Bipolar disorders affect approximately 4.5 million people across the European Union (EU) and are associated with high annual healthcare and societal costs. Bipolar disorder I and II represent disorders that cause extreme fluctuation in a person's mood, energy, and ability to function, in which symptoms of (hypo)mania and depression alternate. The depressive episodes of bipolar disorders are often referred to as bipolar depression (BD). In other words: it is a phase/state of the disorder. For many patients with BD, the depressive polarity is often more pervasive and more debilitating than manic states, with estimates that depressed mood accounts for up to two-thirds of the time spent unwell, even with treatment.

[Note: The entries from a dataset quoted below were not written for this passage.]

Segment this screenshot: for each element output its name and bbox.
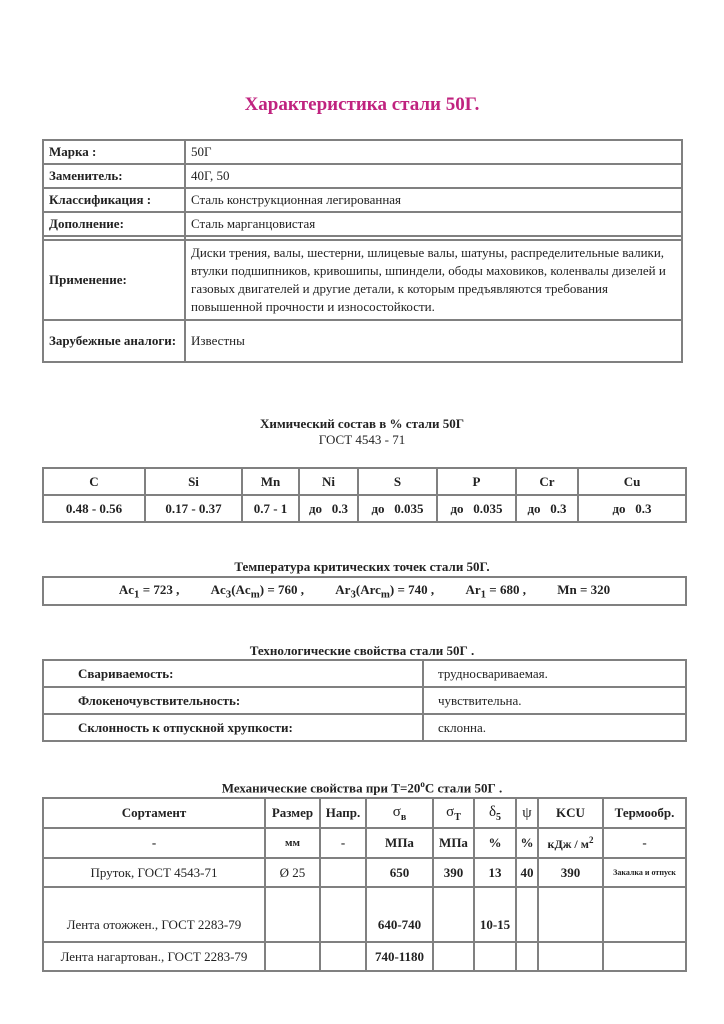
cell-size [265, 887, 320, 942]
element-header: Cr [516, 468, 578, 495]
critical-point-ac1: Ac1 = 723 , [119, 582, 180, 597]
element-header: Mn [242, 468, 299, 495]
element-value: 0.17 - 0.37 [145, 495, 242, 522]
cell-sigma-t: 390 [433, 858, 474, 887]
info-value: 50Г [185, 140, 682, 164]
header-direction: Напр. [320, 798, 366, 828]
tech-title: Технологические свойства стали 50Г . [0, 643, 724, 659]
info-row-classification: Классификация : Сталь конструкционная ле… [43, 188, 682, 212]
element-header: Si [145, 468, 242, 495]
info-label: Марка : [43, 140, 185, 164]
element-value: до 0.3 [578, 495, 686, 522]
element-value: 0.7 - 1 [242, 495, 299, 522]
unit-sigma-t: МПа [433, 828, 474, 858]
cell-kcu [538, 942, 603, 971]
element-value: 0.48 - 0.56 [43, 495, 145, 522]
cell-kcu [538, 887, 603, 942]
unit-psi: % [516, 828, 538, 858]
critical-title: Температура критических точек стали 50Г. [0, 559, 724, 575]
info-label: Применение: [43, 240, 185, 320]
cell-heat-treatment [603, 942, 686, 971]
cell-sigma-t [433, 942, 474, 971]
chemical-header-row: C Si Mn Ni S P Cr Cu [43, 468, 686, 495]
mechanical-properties-table: Сортамент Размер Напр. σв σT δ5 ψ KCU Те… [42, 797, 687, 972]
chemical-value-row: 0.48 - 0.56 0.17 - 0.37 0.7 - 1 до 0.3 д… [43, 495, 686, 522]
info-row-substitute: Заменитель: 40Г, 50 [43, 164, 682, 188]
chemical-table: C Si Mn Ni S P Cr Cu 0.48 - 0.56 0.17 - … [42, 467, 687, 523]
info-row-addition: Дополнение: Сталь марганцовистая [43, 212, 682, 236]
unit-sigma-b: МПа [366, 828, 433, 858]
cell-sortament: Лента нагартован., ГОСТ 2283-79 [43, 942, 265, 971]
element-header: Cu [578, 468, 686, 495]
unit-direction: - [320, 828, 366, 858]
cell-direction [320, 858, 366, 887]
element-value: до 0.035 [437, 495, 516, 522]
cell-sigma-b: 650 [366, 858, 433, 887]
cell-direction [320, 887, 366, 942]
element-value: до 0.3 [516, 495, 578, 522]
cell-delta5: 13 [474, 858, 516, 887]
cell-psi [516, 942, 538, 971]
cell-sigma-b: 640-740 [366, 887, 433, 942]
steel-info-table: Марка : 50Г Заменитель: 40Г, 50 Классифи… [42, 139, 683, 363]
info-label: Классификация : [43, 188, 185, 212]
tech-label: Свариваемость: [43, 660, 423, 687]
info-label: Зарубежные аналоги: [43, 320, 185, 362]
mechanical-data-row: Лента нагартован., ГОСТ 2283-79 740-1180 [43, 942, 686, 971]
cell-psi [516, 887, 538, 942]
chemical-title: Химический состав в % стали 50Г [0, 416, 724, 432]
info-row-foreign-analogs: Зарубежные аналоги: Известны [43, 320, 682, 362]
cell-psi: 40 [516, 858, 538, 887]
info-label: Дополнение: [43, 212, 185, 236]
cell-direction [320, 942, 366, 971]
cell-heat-treatment [603, 887, 686, 942]
cell-heat-treatment: Закалка и отпуск [603, 858, 686, 887]
unit-sortament: - [43, 828, 265, 858]
tech-value: склонна. [423, 714, 686, 741]
mechanical-data-row: Пруток, ГОСТ 4543-71 Ø 25 650 390 13 40 … [43, 858, 686, 887]
info-value: Сталь конструкционная легированная [185, 188, 682, 212]
tech-label: Склонность к отпускной хрупкости: [43, 714, 423, 741]
cell-size: Ø 25 [265, 858, 320, 887]
header-sigma-b: σв [366, 798, 433, 828]
critical-point-ac3: Ac3(Acm) = 760 , [211, 582, 304, 597]
tech-value: чувствительна. [423, 687, 686, 714]
header-sortament: Сортамент [43, 798, 265, 828]
info-row-application: Применение: Диски трения, валы, шестерни… [43, 240, 682, 320]
unit-delta5: % [474, 828, 516, 858]
info-value: 40Г, 50 [185, 164, 682, 188]
element-value: до 0.3 [299, 495, 358, 522]
chemical-standard: ГОСТ 4543 - 71 [0, 432, 724, 448]
cell-sortament: Лента отожжен., ГОСТ 2283-79 [43, 887, 265, 942]
element-header: S [358, 468, 437, 495]
critical-points-cell: Ac1 = 723 , Ac3(Acm) = 760 , Ar3(Arcm) =… [43, 577, 686, 605]
header-size: Размер [265, 798, 320, 828]
element-header: Ni [299, 468, 358, 495]
tech-properties-table: Свариваемость: трудносвариваемая. Флокен… [42, 659, 687, 742]
cell-size [265, 942, 320, 971]
header-heat-treatment: Термообр. [603, 798, 686, 828]
cell-kcu: 390 [538, 858, 603, 887]
element-value: до 0.035 [358, 495, 437, 522]
unit-heat-treatment: - [603, 828, 686, 858]
critical-point-mn: Mn = 320 [557, 582, 610, 597]
header-sigma-t: σT [433, 798, 474, 828]
unit-kcu: кДж / м2 [538, 828, 603, 858]
header-psi: ψ [516, 798, 538, 828]
tech-value: трудносвариваемая. [423, 660, 686, 687]
info-value: Диски трения, валы, шестерни, шлицевые в… [185, 240, 682, 320]
mechanical-title: Механические свойства при Т=20oС стали 5… [0, 779, 724, 796]
critical-point-ar3: Ar3(Arcm) = 740 , [335, 582, 434, 597]
unit-size: мм [265, 828, 320, 858]
cell-delta5: 10-15 [474, 887, 516, 942]
tech-row: Флокеночувствительность: чувствительна. [43, 687, 686, 714]
cell-delta5 [474, 942, 516, 971]
cell-sortament: Пруток, ГОСТ 4543-71 [43, 858, 265, 887]
element-header: P [437, 468, 516, 495]
info-row-grade: Марка : 50Г [43, 140, 682, 164]
mechanical-header-row: Сортамент Размер Напр. σв σT δ5 ψ KCU Те… [43, 798, 686, 828]
header-kcu: KCU [538, 798, 603, 828]
mechanical-units-row: - мм - МПа МПа % % кДж / м2 - [43, 828, 686, 858]
info-label: Заменитель: [43, 164, 185, 188]
info-value: Известны [185, 320, 682, 362]
tech-label: Флокеночувствительность: [43, 687, 423, 714]
critical-points-table: Ac1 = 723 , Ac3(Acm) = 760 , Ar3(Arcm) =… [42, 576, 687, 606]
cell-sigma-b: 740-1180 [366, 942, 433, 971]
info-value: Сталь марганцовистая [185, 212, 682, 236]
mechanical-data-row: Лента отожжен., ГОСТ 2283-79 640-740 10-… [43, 887, 686, 942]
element-header: C [43, 468, 145, 495]
header-delta5: δ5 [474, 798, 516, 828]
cell-sigma-t [433, 887, 474, 942]
tech-row: Свариваемость: трудносвариваемая. [43, 660, 686, 687]
page-title: Характеристика стали 50Г. [0, 94, 724, 116]
critical-point-ar1: Ar1 = 680 , [465, 582, 526, 597]
tech-row: Склонность к отпускной хрупкости: склонн… [43, 714, 686, 741]
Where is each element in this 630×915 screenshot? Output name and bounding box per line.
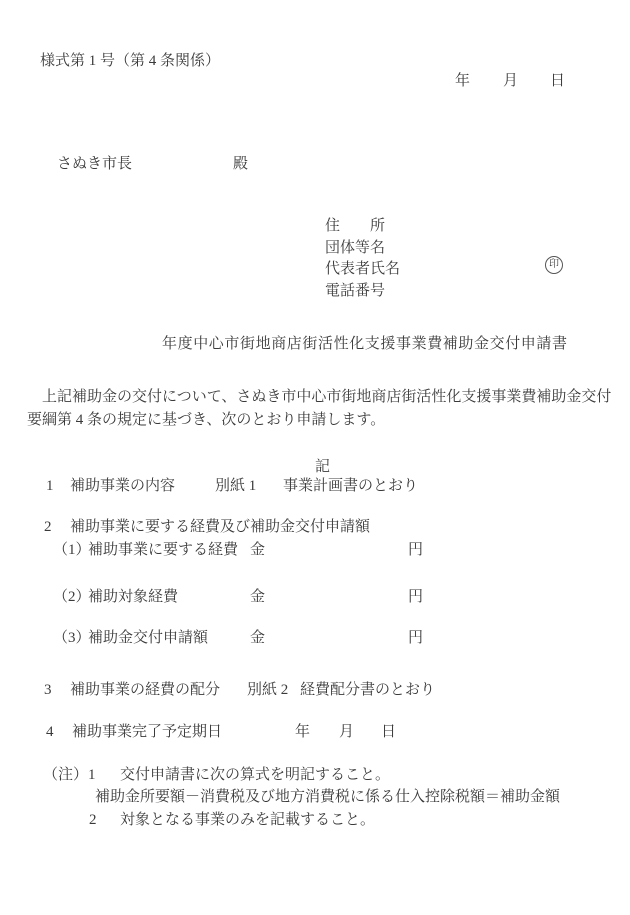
expense-row-2-label: 補助対象経費 <box>88 587 178 607</box>
note-line-1: （注） 1 交付申請書に次の算式を明記すること。 <box>0 765 630 785</box>
expense-row-3-label: 補助金交付申請額 <box>88 628 208 648</box>
expense-row-2-amount-suffix: 円 <box>408 587 423 607</box>
item-1-attachment: 別紙 1 <box>215 476 256 496</box>
note-1-text: 交付申請書に次の算式を明記すること。 <box>120 765 390 785</box>
expense-row-1-amount-prefix: 金 <box>250 540 265 560</box>
applicant-organization-label: 団体等名 <box>325 238 385 258</box>
body-paragraph-line-2: 要綱第 4 条の規定に基づき、次のとおり申請します。 <box>0 410 630 430</box>
item-3-attachment: 別紙 2 <box>247 680 288 700</box>
item-3-detail: 経費配分書のとおり <box>300 680 435 700</box>
expense-row-3-number: （3） <box>53 628 91 648</box>
expense-row-2-amount-prefix: 金 <box>250 587 265 607</box>
form-number: 様式第 1 号（第 4 条関係） <box>40 51 220 71</box>
item-4-day-label: 日 <box>381 722 396 742</box>
expense-row-3: （3） 補助金交付申請額 金 円 <box>0 628 630 648</box>
expense-row-3-amount-prefix: 金 <box>250 628 265 648</box>
applicant-phone-label: 電話番号 <box>325 281 385 301</box>
expense-row-1-number: （1） <box>53 540 91 560</box>
document-title: 年度中心市街地商店街活性化支援事業費補助金交付申請書 <box>162 334 568 354</box>
date-day-label: 日 <box>550 71 565 91</box>
note-mark: （注） <box>43 765 88 785</box>
body-paragraph-line-1: 上記補助金の交付について、さぬき市中心市街地商店街活性化支援事業費補助金交付 <box>0 387 630 407</box>
seal-mark-icon: 印 <box>545 256 563 274</box>
date-month-label: 月 <box>503 71 518 91</box>
applicant-representative-line: 代表者氏名 <box>0 259 630 279</box>
item-1-label: 補助事業の内容 <box>70 476 175 496</box>
applicant-address-label: 住 所 <box>325 216 385 236</box>
expense-row-2: （2） 補助対象経費 金 円 <box>0 587 630 607</box>
expense-row-1-amount-suffix: 円 <box>408 540 423 560</box>
item-1-detail: 事業計画書のとおり <box>283 476 418 496</box>
form-number-line: 様式第 1 号（第 4 条関係） <box>0 51 630 71</box>
body-text-1: 上記補助金の交付について、さぬき市中心市街地商店街活性化支援事業費補助金交付 <box>27 387 611 407</box>
item-4-number: 4 <box>46 722 54 742</box>
addressee-title: さぬき市長 <box>57 154 132 174</box>
addressee-honorific: 殿 <box>233 154 248 174</box>
item-4-month-label: 月 <box>339 722 354 742</box>
item-1-number: 1 <box>46 476 54 496</box>
item-1-line: 1 補助事業の内容 別紙 1 事業計画書のとおり <box>0 476 630 496</box>
record-mark-line: 記 <box>0 437 630 457</box>
date-year-label: 年 <box>455 71 470 91</box>
note-formula: 補助金所要額－消費税及び地方消費税に係る仕入控除税額＝補助金額 <box>95 787 560 807</box>
item-4-year-label: 年 <box>295 722 310 742</box>
note-line-2: 2 対象となる事業のみを記載すること。 <box>0 810 630 830</box>
applicant-organization-line: 団体等名 <box>0 238 630 258</box>
item-3-number: 3 <box>44 680 52 700</box>
date-line: 年 月 日 <box>0 71 630 91</box>
item-2-label: 補助事業に要する経費及び補助金交付申請額 <box>70 517 370 537</box>
expense-row-1: （1） 補助事業に要する経費 金 円 <box>0 540 630 560</box>
item-2-line: 2 補助事業に要する経費及び補助金交付申請額 <box>0 517 630 537</box>
note-2-number: 2 <box>89 810 97 830</box>
item-3-label: 補助事業の経費の配分 <box>70 680 220 700</box>
item-3-line: 3 補助事業の経費の配分 別紙 2 経費配分書のとおり <box>0 680 630 700</box>
note-2-text: 対象となる事業のみを記載すること。 <box>120 810 375 830</box>
expense-row-2-number: （2） <box>53 587 91 607</box>
item-4-label: 補助事業完了予定期日 <box>72 722 222 742</box>
note-1-number: 1 <box>88 765 96 785</box>
applicant-address-line: 住 所 <box>0 216 630 236</box>
note-formula-line: 補助金所要額－消費税及び地方消費税に係る仕入控除税額＝補助金額 <box>0 787 630 807</box>
record-mark: 記 <box>315 459 330 475</box>
item-4-line: 4 補助事業完了予定期日 年 月 日 <box>0 722 630 742</box>
body-text-2: 要綱第 4 条の規定に基づき、次のとおり申請します。 <box>27 410 385 430</box>
application-form-page: 様式第 1 号（第 4 条関係） 年 月 日 さぬき市長 殿 住 所 団体等名 … <box>0 0 630 915</box>
applicant-representative-label: 代表者氏名 <box>325 259 400 279</box>
item-2-number: 2 <box>44 517 52 537</box>
applicant-phone-line: 電話番号 <box>0 281 630 301</box>
document-title-line: 年度中心市街地商店街活性化支援事業費補助金交付申請書 <box>0 334 630 354</box>
addressee-line: さぬき市長 殿 <box>0 154 630 174</box>
expense-row-3-amount-suffix: 円 <box>408 628 423 648</box>
expense-row-1-label: 補助事業に要する経費 <box>88 540 238 560</box>
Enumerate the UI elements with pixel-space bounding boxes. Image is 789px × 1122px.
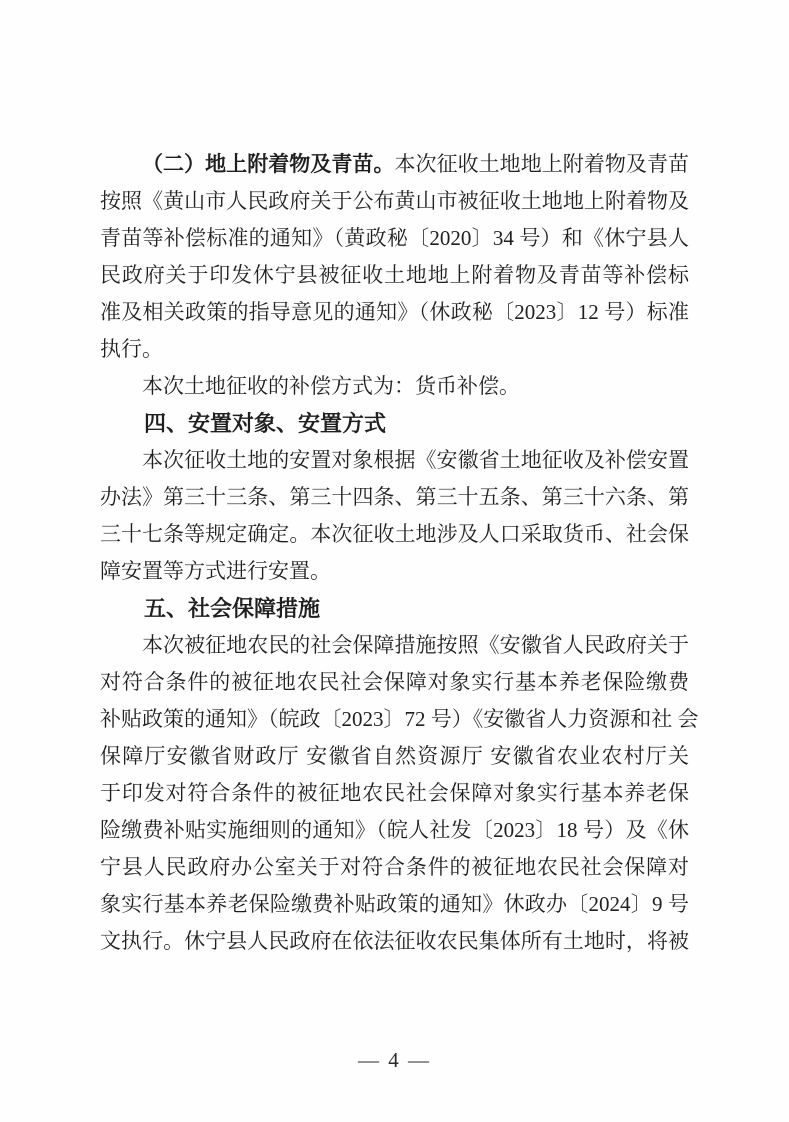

The burden of not received an effective treatment for BD is high: more severe psychopathology, higher rates of unemployment, more hospitalisations, lower quality of life, lower cognitive functioning, risk of suicide, comorbidities and poorer social and occupational functioning and thus more carer burden. For BD, the treatment guidelines are very heterogeneous, amongst other reasons because the disease is heterogeneous and treatments should be tailored to the patients. There is no clear treatment algorithm and it cannot yet be predicted which treatment will be effective. Especially the place of adjunctive antidepressants is under debate. Usually, for psychiatric disorders (including bipolar disorder), a patient is considered to be treatment-resistant is two medicinal treatments have been tried (in sufficient duration and dosage) without sufficient success. For BD, there is no consensus on when to consider a patient as treatment-resistant, but the most common definition is after one prior treatment failure. This raises the research question whether adjunctive antidepressants to treat BD should be introduced earlier in the treatment. Additionally, The INTENSIFY trial is part of the larger Horizon 2021 project, with the central goal of paving the way for a shift towards a treatment decision-making process tailored for the individual at risk for treatment resistance. To that end, we aim to establish evidence-based criteria to make decisions of early intense treatment in individuals at risk for treatment resistance across the major psychiatric disorders of schizophrenia, bipolar disorder and major depression.